What is key to keep in mind is that Nolan is a huge fan of Kubrick and "2001: A Space Odyssey. "Interstellar" is a buddy-piece to "2001: A Space Odyssey" (though, ironically, it owes more to "Signs") and it proves that some movies never age and never falter from their original power. There are HAL references, silent sequences in space, and (very surprisingly) the degradation of the human mind under duress. Nolan can't pull off a theme like the madness lying underneath and yet he tries to so hard and he fails even harder.
As much as Nolan admires Kubrick, he also admires Malick and here is actually where the film suffers the most. Abandoning the sleek and sophisticated, simple yet complex style of storytelling seen in his previous movies, Nolan tries to do what only Malick can do: make the audience surrender to the emotion. There is too much science, too much coherence for this to work; yet Nolan blindly stumbles into the vacuums of his making and paints the film with blood, sweat, and lots of tears.

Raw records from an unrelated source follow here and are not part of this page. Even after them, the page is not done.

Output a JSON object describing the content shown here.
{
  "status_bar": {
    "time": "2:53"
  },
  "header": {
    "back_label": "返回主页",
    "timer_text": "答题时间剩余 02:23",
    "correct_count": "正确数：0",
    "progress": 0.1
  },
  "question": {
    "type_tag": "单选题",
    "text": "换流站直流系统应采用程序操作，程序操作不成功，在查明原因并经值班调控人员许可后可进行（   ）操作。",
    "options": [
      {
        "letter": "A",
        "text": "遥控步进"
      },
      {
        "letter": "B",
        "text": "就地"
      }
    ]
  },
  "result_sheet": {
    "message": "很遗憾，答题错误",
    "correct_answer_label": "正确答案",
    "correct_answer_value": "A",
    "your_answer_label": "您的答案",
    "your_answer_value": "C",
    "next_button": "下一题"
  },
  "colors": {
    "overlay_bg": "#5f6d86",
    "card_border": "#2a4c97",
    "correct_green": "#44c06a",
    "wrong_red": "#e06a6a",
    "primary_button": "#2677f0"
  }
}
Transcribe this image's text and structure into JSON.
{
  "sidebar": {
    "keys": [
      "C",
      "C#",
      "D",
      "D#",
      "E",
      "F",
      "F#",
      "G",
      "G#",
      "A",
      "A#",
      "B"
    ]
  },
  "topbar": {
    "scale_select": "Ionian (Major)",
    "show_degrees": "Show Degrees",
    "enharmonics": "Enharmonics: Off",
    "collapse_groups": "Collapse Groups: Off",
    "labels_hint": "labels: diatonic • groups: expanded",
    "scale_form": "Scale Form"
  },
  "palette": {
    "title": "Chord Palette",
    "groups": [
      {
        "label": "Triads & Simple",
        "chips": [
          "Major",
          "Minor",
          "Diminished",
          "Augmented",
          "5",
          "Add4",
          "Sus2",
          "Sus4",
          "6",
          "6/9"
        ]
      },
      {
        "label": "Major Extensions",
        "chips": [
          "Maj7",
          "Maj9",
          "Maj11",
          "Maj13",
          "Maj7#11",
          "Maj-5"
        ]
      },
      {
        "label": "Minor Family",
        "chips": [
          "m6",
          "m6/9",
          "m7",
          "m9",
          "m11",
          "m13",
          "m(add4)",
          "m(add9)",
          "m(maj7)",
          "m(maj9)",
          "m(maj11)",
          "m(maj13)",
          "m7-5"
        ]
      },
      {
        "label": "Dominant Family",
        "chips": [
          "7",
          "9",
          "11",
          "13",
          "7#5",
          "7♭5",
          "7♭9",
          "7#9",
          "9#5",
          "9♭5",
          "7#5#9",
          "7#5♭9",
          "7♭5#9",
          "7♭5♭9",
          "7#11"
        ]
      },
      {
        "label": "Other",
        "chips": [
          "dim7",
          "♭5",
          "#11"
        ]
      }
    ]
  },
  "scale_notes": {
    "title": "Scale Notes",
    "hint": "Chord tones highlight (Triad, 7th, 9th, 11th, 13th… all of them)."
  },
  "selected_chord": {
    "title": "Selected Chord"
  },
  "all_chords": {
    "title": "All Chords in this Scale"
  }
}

Sorry if I snobbed out there for a minute.
Because this is movie with such an enormous scale, you would expect a certain shock and awe to be included; but Nolan is more concerned with his characters. He likes to make us wait, to let some silence sit in and I applaud him for that. What doesn't work in these situations is that what the characters are saying is complete and utter insanity. There is backstory we don't need, random character development, and certainly a lot of "red shirt" moments.
It's in the personal relationships that the movie fails (also in its plot, but that's another story). For instance, Cooper does have two children; yet for all intents and purposes, Murph is the only important character here. Tom is written in as a sympathetic hook for viewers and as a set piece, he serves no purpose whatsoever.
The conversations between Murph and Cooper are all too ideal and cutesy-cutesy and they made me long for the scenes in "Inception" when parents and children had no contact.
Robots, surprise cameos, and the power of love (bleh)—"Interstellar" throws everything and the kitchen sink into the film.
I mentioned it before, the film turns into magic. Nolan backed himself into a corner and it seems like he just threw caution to the wind. The science goes out the window, the character development serves no purpose, and we can get the picture-perfect Nolan ending.
It's vomit inducing, because it could have been so good and it is far from anything of the sort.
Hans Zimmer's organ-inspired score is beautiful and at times it seems way out of place.
Cooper's journey is episodic, with fade-outs adding chapters to his saga and each section is more bizarre and erasable than the next. McConaughey does an excellent job and shows up his co-stars (something I never thought that I would say); but when you're working with a script this bad, it's surprising that these actors will most likely escape unscathed.
Just because of its visual prowess, its colorful scenes, some people have defended the film. It doesn't deserve this. Nolan is far too talented to let flash-and-bang moments be the only redeeming quality to his film.
There are so many cliches and so much stupid dialogue, that eye-rolling ensues.
If it's been unclear, Nolan's movie is a "2001" homage, a fault in its own stars, and a complete miscalculation. It seems it divided itself by zero.
Loud, beautiful at times, and highly faulted, "Insterstellar" burns up on re-entry.